Un bref toc toc à la porte laissée ouverte. Je me retourne et voit le médecin de Lancelot. Je ne me souviens pas l'avoir entendu arriver. Depuis combien de temps était il là ? «
Bonsoir Docteur Lockart ! Les nouvelles sont bonnes ? Je vais bien ? Je vais pouvoir rentrer ? » le salue Lancelot «
Bonsoir. Oui nous aimerions qu'il dîne avec nous ce soir. C'est possible ? » ajoute Hannibal. Ce dernier me surprend. Lancelot n'étant supposé sortir qu'à partir de demain matin, il n'avait jamais été question qu'il passe la soirée avec nous. Quand comptait il m'en parler au juste ? «
Dire que vous allez bien est un bien grand mot mais, effectivement, vous allez mieux. Ce pendant, votre sortie n'est prévue que demain et le règlement est le règlement. Ce pourquoi vous ne sortirez que demain matin. Et soyez encore heureux de pouvoir sortir un jour. » J'émets un discret soupir de soulagement. Lancelot n'est apparemment pas parvenu à tromper son médecin, m'offrant un peu de répit. Mon psychopathe de frère est soufflé, il n'a guère l'habitude qu'on lui refuse quoi que ce soit. Et inconsciemment Docteur Lockart venait de ruiner ses plans. La tension accumulée dans chacun de mes muscles se relâche. Et je m'apaise. On pourrait penser que je suis une personne odieuse, égoïste qui ne porte guère d' intérêt à son frère souffrant. Mais aussi paradoxal cela puisse paraître, j'aimais mon,
mes frères. Ils étaient mon sang, et je ne pouvais renier ce genre de lien. Néanmoins, j'aime Lancelot autant que je le crains. Le pire étant qu'il a pleinement conscience de l'emprise qu'il a sur moi, en use et en abuse non sans en ressentir un malin plaisir. Le neurochirurgien quitte la pièce. Lancelot nous regarde avec une mine défaite. «
Quel connard ce médecin. Ça me bouffe que tu sois enfermé ici. Bordel ! C'est un hôpital pas une prison ! » jure Hannibal. Lancelot attrape sa main pour l'apaiser. «
Ça ne fais rien, ça sera pour une prochaine fois. » déclare Lancelot. Puis ils échangent ce regard que je hais tant. Ce regard précis qu'ils ont lorsqu'ils parviennent à lire dans l'autre.

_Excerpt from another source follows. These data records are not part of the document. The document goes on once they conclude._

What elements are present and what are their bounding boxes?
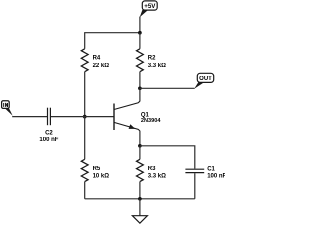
node: junction dot at +5V / R2 / rail — [138, 31, 142, 35]
svg-text:C2: C2 — [45, 131, 53, 137]
ground — [132, 199, 147, 223]
wire: top rail from R4 column to +5V column — [85, 33, 140, 49]
resistor R2 — [137, 49, 167, 72]
wire: base node to transistor base — [85, 116, 114, 118]
svg-text:100 nF: 100 nF — [207, 173, 225, 179]
svg-text:R5: R5 — [93, 166, 101, 172]
emitter diagonal — [114, 122, 140, 130]
wire: R4 bottom lead down to base node — [84, 72, 86, 117]
capacitor C2 — [39, 108, 58, 144]
svg-text:22 kΩ: 22 kΩ — [93, 63, 110, 69]
svg-text:+5V: +5V — [144, 3, 156, 10]
svg-text:R3: R3 — [148, 166, 156, 172]
svg-text:R4: R4 — [93, 56, 101, 62]
emitter arrow — [129, 124, 136, 129]
transistor Q1 2N3904 — [114, 101, 161, 131]
node: collector / OUT junction dot — [138, 86, 142, 90]
svg-text:OUT: OUT — [199, 76, 212, 82]
wire: +5V feed down to top rail — [139, 17, 141, 33]
wire: C2 right plate to base node — [51, 116, 85, 118]
svg-text:3.3 kΩ: 3.3 kΩ — [148, 174, 166, 180]
svg-text:10 kΩ: 10 kΩ — [93, 174, 110, 180]
collector diagonal — [114, 101, 140, 109]
svg-text:R2: R2 — [148, 56, 156, 62]
wire: emitter node to C1 top — [140, 146, 195, 169]
capacitor C1 — [185, 166, 226, 179]
wire: emitter lead down to emitter node — [139, 131, 141, 146]
svg-text:3.3 kΩ: 3.3 kΩ — [148, 63, 166, 69]
power +5V flag — [140, 1, 158, 17]
svg-text:100 nF: 100 nF — [39, 137, 58, 143]
node: ground junction dot — [138, 197, 142, 201]
resistor R3 — [137, 146, 167, 199]
resistor R4 — [81, 49, 109, 72]
svg-text:2N3904: 2N3904 — [141, 118, 161, 124]
wire: C1 bottom lead — [194, 173, 196, 199]
net flag OUT — [194, 73, 214, 88]
wire: collector lead up to OUT node — [139, 88, 141, 101]
node: base junction dot — [83, 115, 87, 119]
wire: R2 bottom lead to collector node — [139, 72, 141, 89]
base bar — [113, 104, 115, 131]
wire: IN to C2 left plate — [12, 116, 47, 118]
net flag IN — [2, 101, 13, 116]
wire: OUT wire — [140, 87, 195, 89]
wire: R4 top lead (rail corner included above) — [139, 33, 141, 49]
node: emitter junction dot — [138, 144, 142, 148]
resistor R5 — [81, 117, 109, 199]
wire: bottom rail — [85, 198, 195, 200]
svg-text:C1: C1 — [207, 166, 215, 172]
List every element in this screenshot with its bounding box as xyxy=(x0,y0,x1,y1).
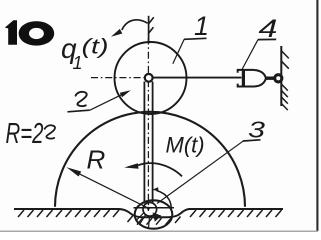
svg-text:1: 1 xyxy=(194,11,209,41)
label q1(t) xyxy=(61,33,109,73)
rod left edge (body 3) xyxy=(143,82,145,204)
horizontal centerline (dash-dot) xyxy=(91,77,144,79)
support hatch tick 1 xyxy=(148,17,154,24)
wall hatch below pin xyxy=(281,84,287,110)
support hatch tick 2 xyxy=(148,27,153,34)
wall hatch above pin xyxy=(282,51,289,69)
svg-text:R=2: R=2 xyxy=(6,118,44,150)
hub filled wedge xyxy=(153,212,162,221)
vertical centerline (dash-dot) xyxy=(147,38,149,212)
hub outer wheel xyxy=(135,200,173,228)
wall pin xyxy=(275,75,282,82)
ground hatching depression xyxy=(128,216,181,225)
big semicircle body xyxy=(55,112,245,207)
rod right edge xyxy=(152,82,154,204)
label r with leader arrow xyxy=(68,90,131,112)
damper piston plate xyxy=(242,69,245,87)
damper rod to wall xyxy=(265,76,275,79)
page rule line right xyxy=(316,0,318,231)
label 1 xyxy=(173,11,209,64)
ground hatching left xyxy=(18,210,119,217)
ground hatching right xyxy=(190,210,282,217)
center pin xyxy=(145,74,153,82)
problem number 10 xyxy=(5,20,54,45)
page bottom edge line xyxy=(0,230,318,232)
svg-text:M(t): M(t) xyxy=(166,133,205,158)
hub spokes xyxy=(136,213,150,229)
wall line xyxy=(280,46,282,106)
q1(t) rotation arc arrow xyxy=(111,20,148,37)
M(t) moment arc arrow xyxy=(124,163,182,176)
label 4 xyxy=(242,15,278,70)
svg-text:3: 3 xyxy=(248,117,265,143)
damper cylinder xyxy=(238,70,266,87)
hub center dot xyxy=(147,207,150,210)
label R with radius arrow xyxy=(67,145,150,209)
ground line with depression xyxy=(14,209,283,217)
hub inner circle xyxy=(143,203,157,217)
label 3 xyxy=(157,117,265,204)
svg-text:R: R xyxy=(87,145,106,175)
small circle (body 1) xyxy=(115,42,187,114)
hub rotation arrow xyxy=(152,187,171,209)
hub axis line xyxy=(134,207,175,209)
link rod to damper xyxy=(150,77,242,79)
svg-text:(t): (t) xyxy=(82,35,109,59)
label R=2r xyxy=(6,118,56,150)
top fixed support line xyxy=(148,16,150,44)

À se parler sans dire un mot. C'est
leur truc de jumeaux. Ce truc qui me rend si transparente à chaque fois. «
T'as raison Lance. » Je reste à l'écart. Comment Hannibal peut être aussi aveugle ? Il me déçoit. Il m'abandonne pour ses chimères que Lancelot fait danser sous ses yeux. Il est devenu son pantin lui aussi. Hannibal était censé me soutenir, me protéger de lui. L'empêcher de me faire du mal. Et voilà qu'il invitait volontairement le loup dans la bergerie.
«
Vous devriez rentrez. Les heures de visites sont bientot terminés. Brune ne fais pas cette tête, ce n'est que partie remise, tu le sais bien. Tiens d'ailleurs j'aimerais te parler seul à seul si tu veux bien » Mon cœur a un raté. Lancelot arrive toujours à ses fins et j'avais été bien idiote de croire, même l'espace de quelques secondes, que je pouvais lui échapper. Hannibal acquiesce, satisfait devant notre entente apparente. Il embrasse Lance, dépose un baiser sur mon front et part en fermant la porte. Je guette le son de ses pas dans l'escaliers et lorsqu'il semble assez éloigné j'ose affronter le regard avide de Lancelot «
Tu as peut être eu de la chance ce soir Brune. Mais je finirai par sortir crois moi. J'ai toujours ce que je veux» Ses yeux azurs rongés par la démence me dévorent littéralement. Je baisse la tête pour le fuir et il laisse échapper un rire grinçant «
Pourquoi n'arrives tu pas à me regarder ? Dis moi, est ce que je t'effraie petite Brune ? » La Peur. Elle me paralyse, me fait perdre tout discernement. Mes mains tremblent légèrement, sans que je ne puisse me contrôler. Je suffoque. Je dois sortir. Vite. Je fais volte face, avec la sensation désagréable de son regard perçant dans mon dos. Je clanche la poignée et claque la porte derrière moi. Je marche à pas précipités dans les couloirs de l'hôpital, chamboulée par les propos de Lance. J'ouvre la porte d'un local et pénètre dans la pièce éclairée par quelques néons. J'erre entre les étagères et les cartons de pansements, et m'assois entre deux rangées, repliant mes genoux sur ma poitrine. J'inspire et expire profondément, imposant un rythme convenable à mon cœur. Mon corps tout entier est agité de tremblements et je serre les poings à mesure que je sens ma gorge se serrer. Je me répète inlassablement que tout va s'arranger, que tout ira bien, mais je n'en crois pas un mot. Je pose mon front sur mes genoux et ferme les yeux.